Barack Obama's EPA took Scalia's reasoning to heart when it issued new regulations on power plants that aimed to reduce their emissions of mercury. In the 2015 case Michigan v. EPA, the same Justice Scalia who ruled that costs were no object in Whitman noted that the agency's own Regulatory Impact Analysis "estimated that the regulation would force power plants to bear costs of $9.6 billion per year. The Agency could not fully quantify the benefits of reducing power plants' emissions of hazardous air pollutants; to the extent it could, it estimated that these benefits were worth $4 to $6 million per year. The costs to power plants were thus between 1,600 and 2,400 times as great as the quantifiable benefits from reduced emissions of hazardous air pollutants."

In this new majority opinion, Scalia and the court distinguished between the provisions of the Clean Air Act setting NAAQS and those limiting the emissions of pollutants from power plants. The majority concluded that "it was unreasonable for EPA to read [the statutory provisions] to mean that cost is irrelevant to the initial decision to regulate power plants. The Agency must consider cost—including, most importantly, cost of compliance—before deciding whether regulation is appropriate and necessary." The Court sent the case back to the agency for another try.

The Obama EPA duly issued a 2016 supplemental finding claiming that putting limits on power plant mercury emissions would produce clean-air benefits worth up to $90 billion at a mere cost of $9.6 billion. A 2016 study funded by the Electric Power Research Institute countered that about 99 percent of the rule's monetized health benefits from reduced particulate pollution were projected to occur in areas that had already attained the appropriate NAAQS for particulates. In other words, the agency was padding its calculations by double-counting benefits.

At the request of the Trump EPA, the Court of Appeals for the District of Columbia Circuit agreed in April 2017 to delay litigation over the new mercury emissions rule while EPA reviews the supplemental finding.

The EPA is supposed to review and update the NAAQS every five years. Pruitt's proposal to bring a bit of economic rationality to the new review has provoked outcries from activists. "It's stacking the deck on behalf of industry," the Harvard Joel Schwartz environmental epidemiologist tells the Associated Press. "This is all an attempt to create a process that limits the science that can be considered and include external factors that aren't relevant, with a goal of ripping out the heart and lungs of the Clean Air Act," Paul Billings of the American Lung Association tells InsideClimateNews.

On its face, the EPA's proposal to balance the costs and benefits of air pollution regulations makes a lot of sense.
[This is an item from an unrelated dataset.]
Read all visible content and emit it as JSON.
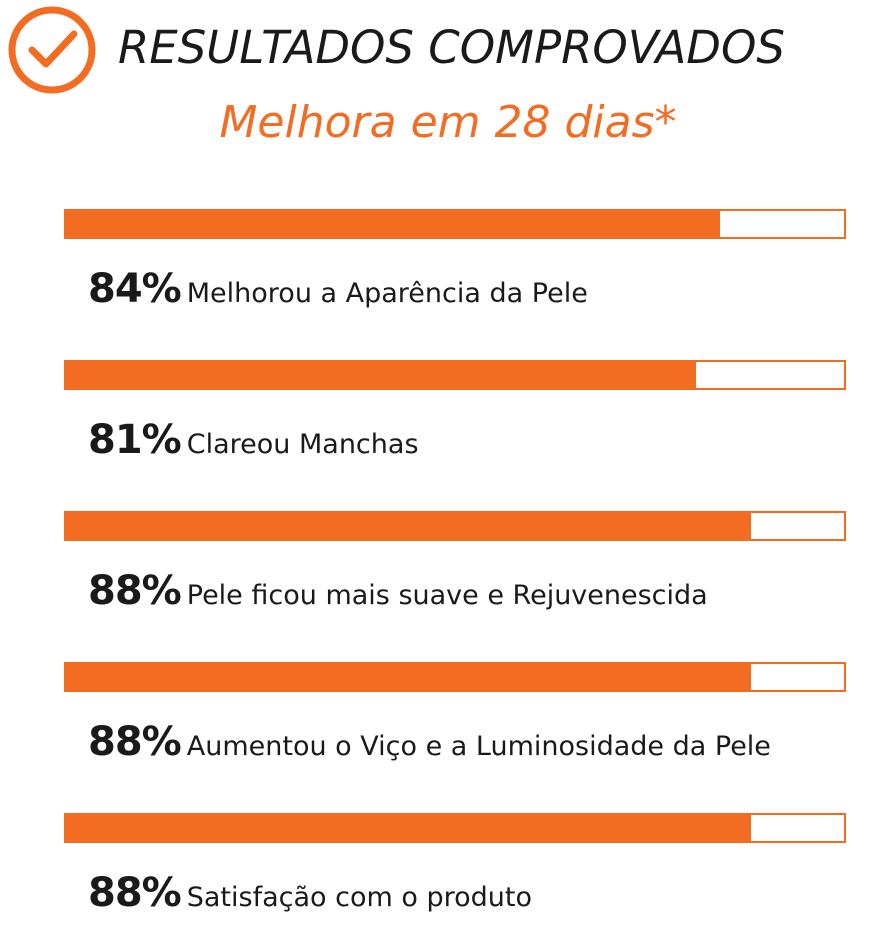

As the saga of the Obama administration's supplemental finding on mercury emissions suggests, agencies can gin up pretty much whatever figures they like to justify their regulatatory decisions. There are a lot of opportunities to put your thumb on the scales when combining econometric models, regional pollution projections, and highly elastic epidemiological studies. In this case, the pendulum swing of regulatory action might at least for a while swing back toward economic rationality.